Je pense parfois à la personne qui l’a abandonnée dans la forêt. Je me demande si elle sait ce qui s’est passé ensuite. Si elle sait que la chienne qu’elle avait condamnée a non seulement survécu, mais est devenue le commencement de cinq nouvelles vies. Qu’elle est devenue la fondation d’une famille tout entière.
Mais surtout, je pense à Hope. À la façon dont elle a, malgré tout, remué la queue quand elle nous a vus pour la première fois. À la façon dont elle a, malgré tout, fait confiance. À la façon dont elle a, malgré tout, lutté pour ses chiots.
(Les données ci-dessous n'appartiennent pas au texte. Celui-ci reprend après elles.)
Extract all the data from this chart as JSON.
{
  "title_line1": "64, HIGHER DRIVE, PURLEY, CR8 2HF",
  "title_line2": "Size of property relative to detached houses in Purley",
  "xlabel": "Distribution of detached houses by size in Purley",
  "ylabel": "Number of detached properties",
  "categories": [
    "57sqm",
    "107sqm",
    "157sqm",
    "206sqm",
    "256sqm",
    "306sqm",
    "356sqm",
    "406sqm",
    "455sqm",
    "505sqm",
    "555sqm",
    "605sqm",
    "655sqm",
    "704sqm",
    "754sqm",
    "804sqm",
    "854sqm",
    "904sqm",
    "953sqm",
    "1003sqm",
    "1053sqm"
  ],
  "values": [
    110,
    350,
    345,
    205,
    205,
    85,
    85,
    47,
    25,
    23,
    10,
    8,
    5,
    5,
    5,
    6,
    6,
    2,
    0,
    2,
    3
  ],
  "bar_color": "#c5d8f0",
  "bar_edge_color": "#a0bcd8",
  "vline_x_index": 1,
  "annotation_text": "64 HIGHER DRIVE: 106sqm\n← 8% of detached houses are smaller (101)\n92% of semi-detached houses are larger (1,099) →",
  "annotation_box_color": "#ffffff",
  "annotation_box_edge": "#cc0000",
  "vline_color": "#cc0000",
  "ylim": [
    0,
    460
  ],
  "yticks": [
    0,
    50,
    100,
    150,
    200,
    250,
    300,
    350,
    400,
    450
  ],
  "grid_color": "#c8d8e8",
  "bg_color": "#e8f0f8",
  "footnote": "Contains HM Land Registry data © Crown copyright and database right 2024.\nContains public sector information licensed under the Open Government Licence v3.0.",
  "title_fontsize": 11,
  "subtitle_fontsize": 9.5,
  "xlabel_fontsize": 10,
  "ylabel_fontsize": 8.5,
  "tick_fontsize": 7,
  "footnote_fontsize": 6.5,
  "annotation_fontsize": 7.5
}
C’est pour cela que je fais encore ce métier. Parce que dans chaque chien que nous trouvons, dans chaque animal que nous sauvons, il y a une Hope. Il y a un être prêt à pardonner, prêt à faire confiance, prêt à aimer. Il nous suffit simplement d’aller jusqu’à eux.
Quant à moi… je suis Michael Covington. Je patrouille toujours dans ces mêmes montagnes, dans ces mêmes forêts. Et chaque fois que je passe près de la clairière où nous avons trouvé Hope, j’arrête le pick-up. Un instant. J’écoute le vent. Et je me souviens.
Je me souviens que l’espoir ne meurt jamais. Il attend simplement que quelqu’un vienne et coupe la chaîne.